The Agricultural Society of Kenya (ASK) Chief Executive Officer Batram Muthoka, said the event, which will be happening in Kenya for the second time after two decades -and will be on for 10 days - targets 32 countries by end of next month.

Confirmed participation

The ASK official said so far some of the countries that have confirmed participation include Canada, Switzerland, Netherlands, Wales, USA, Ireland, France and Finland.

Others are Spain, Denmark, Australia, Macedonia, Norway, Australia, Belgium and New Zealand.

“As at now, we have 250 delegates from the above countries that have confirmed participation. Normally, this comprises two competitors per country, a coach and a judge and supporters from the same country. For example, France has 25 participants,” he said.

Depth of furrows

Mr Muthoka said during the contest, the depth of furrows should be such that the slice is cut completely free from the under-soil surface throughout the whole length of the crown.

He said the furrow slices in the crown should lie close against each other with gaps or openings.

All crown furrows, he said, must also be uniform and level with the rest of seed bed and should conform to the rest of the ploughing.

The ASK official said the finish must be straight and parallel to the crown.

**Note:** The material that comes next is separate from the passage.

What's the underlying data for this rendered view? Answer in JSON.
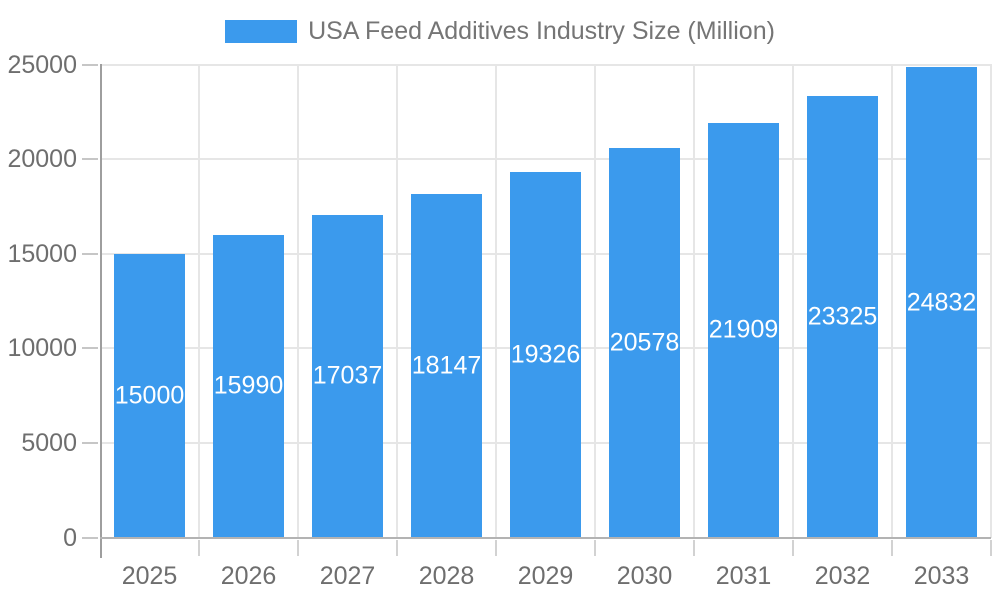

“The last slice should be ploughed in such a way that no loose soil falls into the finish furrow and this last slice must be laid towards the competitor’s crown. The finish should be no deeper than the rest of the ploughing and should not be wider than the normal furrow which the plough leaves,” he explained.

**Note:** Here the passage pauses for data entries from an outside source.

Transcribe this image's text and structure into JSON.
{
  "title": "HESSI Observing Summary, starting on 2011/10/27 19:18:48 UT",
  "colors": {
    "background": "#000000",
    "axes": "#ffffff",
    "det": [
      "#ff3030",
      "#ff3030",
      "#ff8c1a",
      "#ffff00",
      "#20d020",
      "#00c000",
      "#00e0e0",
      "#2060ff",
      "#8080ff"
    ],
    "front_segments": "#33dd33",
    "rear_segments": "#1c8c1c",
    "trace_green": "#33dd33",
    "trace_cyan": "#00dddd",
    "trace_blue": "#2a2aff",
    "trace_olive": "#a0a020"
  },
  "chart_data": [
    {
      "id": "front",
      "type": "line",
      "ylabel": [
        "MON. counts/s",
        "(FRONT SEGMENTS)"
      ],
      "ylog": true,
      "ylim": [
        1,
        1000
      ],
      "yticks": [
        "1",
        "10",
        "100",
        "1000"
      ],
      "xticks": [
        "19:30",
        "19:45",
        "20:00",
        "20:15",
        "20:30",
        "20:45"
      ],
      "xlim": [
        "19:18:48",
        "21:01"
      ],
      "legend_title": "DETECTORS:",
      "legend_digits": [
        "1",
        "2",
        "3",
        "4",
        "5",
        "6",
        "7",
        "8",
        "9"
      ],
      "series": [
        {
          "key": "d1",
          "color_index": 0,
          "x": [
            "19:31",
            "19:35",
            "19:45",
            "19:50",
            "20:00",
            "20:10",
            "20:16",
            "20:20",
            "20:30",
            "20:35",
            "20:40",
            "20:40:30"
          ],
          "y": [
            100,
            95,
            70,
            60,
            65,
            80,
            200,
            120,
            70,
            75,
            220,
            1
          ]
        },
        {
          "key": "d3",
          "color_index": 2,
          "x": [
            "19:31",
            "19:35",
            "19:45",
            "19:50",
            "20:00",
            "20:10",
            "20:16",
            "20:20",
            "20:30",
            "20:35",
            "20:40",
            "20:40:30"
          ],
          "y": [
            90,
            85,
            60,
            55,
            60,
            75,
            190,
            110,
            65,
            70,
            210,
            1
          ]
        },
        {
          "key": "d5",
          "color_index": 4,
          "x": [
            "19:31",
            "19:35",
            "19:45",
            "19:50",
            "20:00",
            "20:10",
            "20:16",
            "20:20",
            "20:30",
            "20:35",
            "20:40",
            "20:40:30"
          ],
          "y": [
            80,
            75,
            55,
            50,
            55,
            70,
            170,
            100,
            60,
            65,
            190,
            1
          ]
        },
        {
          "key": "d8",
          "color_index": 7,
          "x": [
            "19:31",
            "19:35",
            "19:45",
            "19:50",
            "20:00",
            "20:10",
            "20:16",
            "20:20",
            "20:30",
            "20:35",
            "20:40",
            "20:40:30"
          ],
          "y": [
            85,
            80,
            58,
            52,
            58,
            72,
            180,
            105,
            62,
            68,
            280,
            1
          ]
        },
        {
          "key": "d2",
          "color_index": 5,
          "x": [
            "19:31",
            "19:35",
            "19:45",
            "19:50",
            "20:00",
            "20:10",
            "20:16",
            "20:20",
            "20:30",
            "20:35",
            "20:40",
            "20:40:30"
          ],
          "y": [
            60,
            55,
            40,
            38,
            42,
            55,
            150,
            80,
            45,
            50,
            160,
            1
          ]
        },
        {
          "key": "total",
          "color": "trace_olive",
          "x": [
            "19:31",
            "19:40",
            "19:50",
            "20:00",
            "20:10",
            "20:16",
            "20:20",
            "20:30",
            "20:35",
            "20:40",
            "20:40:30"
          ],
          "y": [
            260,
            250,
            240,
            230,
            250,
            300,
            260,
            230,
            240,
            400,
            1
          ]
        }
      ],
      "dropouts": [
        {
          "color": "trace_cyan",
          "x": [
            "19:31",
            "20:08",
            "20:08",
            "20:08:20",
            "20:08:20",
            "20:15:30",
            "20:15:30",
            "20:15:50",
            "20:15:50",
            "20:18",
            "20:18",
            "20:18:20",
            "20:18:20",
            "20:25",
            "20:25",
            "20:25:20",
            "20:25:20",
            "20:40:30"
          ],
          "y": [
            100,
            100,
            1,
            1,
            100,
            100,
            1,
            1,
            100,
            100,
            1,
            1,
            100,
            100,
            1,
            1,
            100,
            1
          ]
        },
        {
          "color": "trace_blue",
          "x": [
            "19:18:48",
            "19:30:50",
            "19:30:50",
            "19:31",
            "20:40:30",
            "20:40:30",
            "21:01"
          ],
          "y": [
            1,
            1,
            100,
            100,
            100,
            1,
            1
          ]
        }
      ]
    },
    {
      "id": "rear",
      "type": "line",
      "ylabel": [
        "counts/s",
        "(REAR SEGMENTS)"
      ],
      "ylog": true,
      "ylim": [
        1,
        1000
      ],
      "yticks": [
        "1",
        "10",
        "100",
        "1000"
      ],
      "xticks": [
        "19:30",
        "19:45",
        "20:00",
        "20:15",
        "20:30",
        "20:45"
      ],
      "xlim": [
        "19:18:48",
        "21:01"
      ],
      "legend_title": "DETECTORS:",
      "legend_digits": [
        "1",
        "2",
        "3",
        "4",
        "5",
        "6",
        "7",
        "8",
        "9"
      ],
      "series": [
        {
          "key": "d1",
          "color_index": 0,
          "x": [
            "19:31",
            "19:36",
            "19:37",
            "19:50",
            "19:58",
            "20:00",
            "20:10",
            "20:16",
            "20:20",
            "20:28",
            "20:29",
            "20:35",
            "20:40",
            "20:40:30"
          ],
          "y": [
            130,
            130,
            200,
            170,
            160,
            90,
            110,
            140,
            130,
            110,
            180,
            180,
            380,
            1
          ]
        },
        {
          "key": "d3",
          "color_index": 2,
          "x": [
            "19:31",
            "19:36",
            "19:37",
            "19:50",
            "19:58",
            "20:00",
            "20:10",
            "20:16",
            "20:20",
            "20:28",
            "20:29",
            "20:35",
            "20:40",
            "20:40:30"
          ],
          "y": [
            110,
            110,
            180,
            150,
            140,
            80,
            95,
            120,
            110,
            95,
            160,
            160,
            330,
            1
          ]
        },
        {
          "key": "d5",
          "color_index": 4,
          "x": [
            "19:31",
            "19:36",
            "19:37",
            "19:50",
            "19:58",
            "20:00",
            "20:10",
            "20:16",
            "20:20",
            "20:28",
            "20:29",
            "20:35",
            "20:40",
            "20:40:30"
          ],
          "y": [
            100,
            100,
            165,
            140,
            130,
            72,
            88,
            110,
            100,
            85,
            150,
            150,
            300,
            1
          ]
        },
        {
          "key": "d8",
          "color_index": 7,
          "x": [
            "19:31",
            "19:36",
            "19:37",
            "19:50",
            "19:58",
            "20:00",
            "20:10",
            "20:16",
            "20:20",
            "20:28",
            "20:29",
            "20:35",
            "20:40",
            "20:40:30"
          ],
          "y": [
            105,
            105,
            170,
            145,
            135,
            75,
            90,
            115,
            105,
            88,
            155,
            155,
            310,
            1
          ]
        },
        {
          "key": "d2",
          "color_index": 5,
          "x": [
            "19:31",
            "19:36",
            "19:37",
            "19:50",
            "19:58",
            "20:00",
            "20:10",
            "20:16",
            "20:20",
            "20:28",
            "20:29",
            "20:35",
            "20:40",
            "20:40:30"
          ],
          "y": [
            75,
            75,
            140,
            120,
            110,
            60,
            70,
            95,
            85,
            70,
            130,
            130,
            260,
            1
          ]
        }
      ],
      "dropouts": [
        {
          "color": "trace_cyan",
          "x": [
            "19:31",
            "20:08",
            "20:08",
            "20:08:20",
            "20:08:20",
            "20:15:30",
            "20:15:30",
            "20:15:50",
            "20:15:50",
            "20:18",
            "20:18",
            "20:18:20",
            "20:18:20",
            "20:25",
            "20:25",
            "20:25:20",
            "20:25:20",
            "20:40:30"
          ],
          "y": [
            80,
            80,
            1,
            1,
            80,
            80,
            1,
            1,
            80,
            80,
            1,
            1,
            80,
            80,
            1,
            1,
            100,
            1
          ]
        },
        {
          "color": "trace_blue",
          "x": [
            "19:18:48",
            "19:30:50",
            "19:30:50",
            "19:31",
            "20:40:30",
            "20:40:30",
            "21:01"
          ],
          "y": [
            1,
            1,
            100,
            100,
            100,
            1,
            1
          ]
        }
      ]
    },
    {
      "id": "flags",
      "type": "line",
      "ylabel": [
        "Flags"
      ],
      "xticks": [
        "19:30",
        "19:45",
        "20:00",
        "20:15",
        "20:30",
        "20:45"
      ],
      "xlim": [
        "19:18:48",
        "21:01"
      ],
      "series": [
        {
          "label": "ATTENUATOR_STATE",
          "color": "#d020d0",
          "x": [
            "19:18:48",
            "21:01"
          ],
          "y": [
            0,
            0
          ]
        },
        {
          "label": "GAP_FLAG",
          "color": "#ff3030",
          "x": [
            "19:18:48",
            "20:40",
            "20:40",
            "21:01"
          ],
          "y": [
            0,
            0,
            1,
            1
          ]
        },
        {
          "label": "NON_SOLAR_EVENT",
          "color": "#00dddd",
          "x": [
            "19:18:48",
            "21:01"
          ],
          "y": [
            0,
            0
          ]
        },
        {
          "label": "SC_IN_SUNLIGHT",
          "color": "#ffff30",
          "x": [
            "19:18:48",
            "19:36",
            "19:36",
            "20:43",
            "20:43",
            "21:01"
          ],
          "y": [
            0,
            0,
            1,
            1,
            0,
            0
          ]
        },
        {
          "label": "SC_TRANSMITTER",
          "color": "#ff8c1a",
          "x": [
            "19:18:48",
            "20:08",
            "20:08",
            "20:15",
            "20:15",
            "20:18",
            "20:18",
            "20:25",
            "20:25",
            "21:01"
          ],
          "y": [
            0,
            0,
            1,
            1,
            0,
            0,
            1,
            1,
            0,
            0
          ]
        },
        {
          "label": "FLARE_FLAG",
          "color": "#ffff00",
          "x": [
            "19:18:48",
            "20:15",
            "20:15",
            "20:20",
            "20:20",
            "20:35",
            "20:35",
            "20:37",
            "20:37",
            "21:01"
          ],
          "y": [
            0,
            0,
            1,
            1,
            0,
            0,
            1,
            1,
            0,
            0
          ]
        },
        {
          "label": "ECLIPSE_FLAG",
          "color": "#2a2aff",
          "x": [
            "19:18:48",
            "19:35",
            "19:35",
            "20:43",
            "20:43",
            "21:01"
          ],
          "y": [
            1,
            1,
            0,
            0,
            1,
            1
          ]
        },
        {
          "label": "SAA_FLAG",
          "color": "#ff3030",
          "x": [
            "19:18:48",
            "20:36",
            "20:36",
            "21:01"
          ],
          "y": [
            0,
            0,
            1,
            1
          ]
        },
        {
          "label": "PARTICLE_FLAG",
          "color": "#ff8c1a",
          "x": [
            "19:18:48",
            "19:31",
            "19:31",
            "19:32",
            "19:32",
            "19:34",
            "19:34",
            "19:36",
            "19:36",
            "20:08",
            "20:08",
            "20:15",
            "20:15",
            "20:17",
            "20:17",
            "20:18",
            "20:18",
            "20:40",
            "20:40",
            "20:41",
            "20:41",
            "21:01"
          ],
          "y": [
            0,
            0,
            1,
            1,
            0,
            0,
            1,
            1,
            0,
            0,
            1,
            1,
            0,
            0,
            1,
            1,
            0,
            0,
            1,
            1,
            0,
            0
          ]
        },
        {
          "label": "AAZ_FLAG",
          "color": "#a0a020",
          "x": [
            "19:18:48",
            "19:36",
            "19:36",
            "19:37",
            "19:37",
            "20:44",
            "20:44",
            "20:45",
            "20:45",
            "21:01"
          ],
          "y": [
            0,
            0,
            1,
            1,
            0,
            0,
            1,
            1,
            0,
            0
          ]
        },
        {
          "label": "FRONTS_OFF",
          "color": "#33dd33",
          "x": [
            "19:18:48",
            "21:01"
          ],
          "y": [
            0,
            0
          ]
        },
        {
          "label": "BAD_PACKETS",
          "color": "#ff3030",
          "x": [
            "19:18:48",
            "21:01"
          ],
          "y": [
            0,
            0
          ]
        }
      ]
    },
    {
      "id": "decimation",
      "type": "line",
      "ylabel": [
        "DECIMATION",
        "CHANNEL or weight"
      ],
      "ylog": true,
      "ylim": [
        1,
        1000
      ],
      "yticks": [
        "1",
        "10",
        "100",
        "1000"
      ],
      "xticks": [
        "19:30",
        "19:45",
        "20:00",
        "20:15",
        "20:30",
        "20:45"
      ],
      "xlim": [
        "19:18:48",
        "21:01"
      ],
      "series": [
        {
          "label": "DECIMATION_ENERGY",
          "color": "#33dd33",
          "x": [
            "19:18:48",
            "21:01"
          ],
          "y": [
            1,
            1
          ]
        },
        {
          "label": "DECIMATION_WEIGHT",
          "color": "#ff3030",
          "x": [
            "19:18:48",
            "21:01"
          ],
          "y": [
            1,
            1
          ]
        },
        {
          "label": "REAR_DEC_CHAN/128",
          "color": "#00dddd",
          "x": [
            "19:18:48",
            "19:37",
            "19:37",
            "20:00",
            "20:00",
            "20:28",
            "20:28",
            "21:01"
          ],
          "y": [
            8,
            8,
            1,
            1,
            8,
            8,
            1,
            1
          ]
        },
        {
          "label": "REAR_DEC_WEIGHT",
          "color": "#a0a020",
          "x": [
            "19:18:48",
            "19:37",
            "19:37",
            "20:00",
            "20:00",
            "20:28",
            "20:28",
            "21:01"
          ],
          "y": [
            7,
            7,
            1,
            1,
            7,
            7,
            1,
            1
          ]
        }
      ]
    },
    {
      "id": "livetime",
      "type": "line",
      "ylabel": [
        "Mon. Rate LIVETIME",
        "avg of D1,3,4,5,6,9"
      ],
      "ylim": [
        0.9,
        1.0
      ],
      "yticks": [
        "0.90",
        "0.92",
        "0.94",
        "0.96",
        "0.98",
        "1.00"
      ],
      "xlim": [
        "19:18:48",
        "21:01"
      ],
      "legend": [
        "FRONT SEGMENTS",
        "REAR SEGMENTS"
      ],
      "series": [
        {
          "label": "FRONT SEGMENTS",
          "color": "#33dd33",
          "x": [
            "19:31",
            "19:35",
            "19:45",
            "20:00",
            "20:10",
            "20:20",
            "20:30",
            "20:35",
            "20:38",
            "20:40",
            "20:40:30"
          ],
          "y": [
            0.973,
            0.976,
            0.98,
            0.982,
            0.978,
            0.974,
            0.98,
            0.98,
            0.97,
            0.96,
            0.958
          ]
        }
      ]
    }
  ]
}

The Kenya Ploughing Organisation (KPO) was established in 1966 under the agricultural society.

The main objective of organisation is to organise national ploughing contests in which ploughmen compete in demonstrating their skills in preparation of good seed bed while at the same time, serving as educative fora for farmers.

Ploughing heats

KPO is affiliated to the World Ploughing Organisation (WPO) and has representation in the WPO board.

It organises ploughing heats in all the 16 ASK branches countrywide with winners then competing at the national level.

Two winners from this event then proceed to represent Kenya in the WPC.

To date, only South Africa and Kenya participate in this event from Africa.

Kenya’s performance has been average, with competitors improving their skills over the time.

The country has participated in over 25 annual WPC and the last four were held in Canada, France, Denmark and England in 2016.

The event attracted 40 countries when it came to Kenya for the first time in 1995.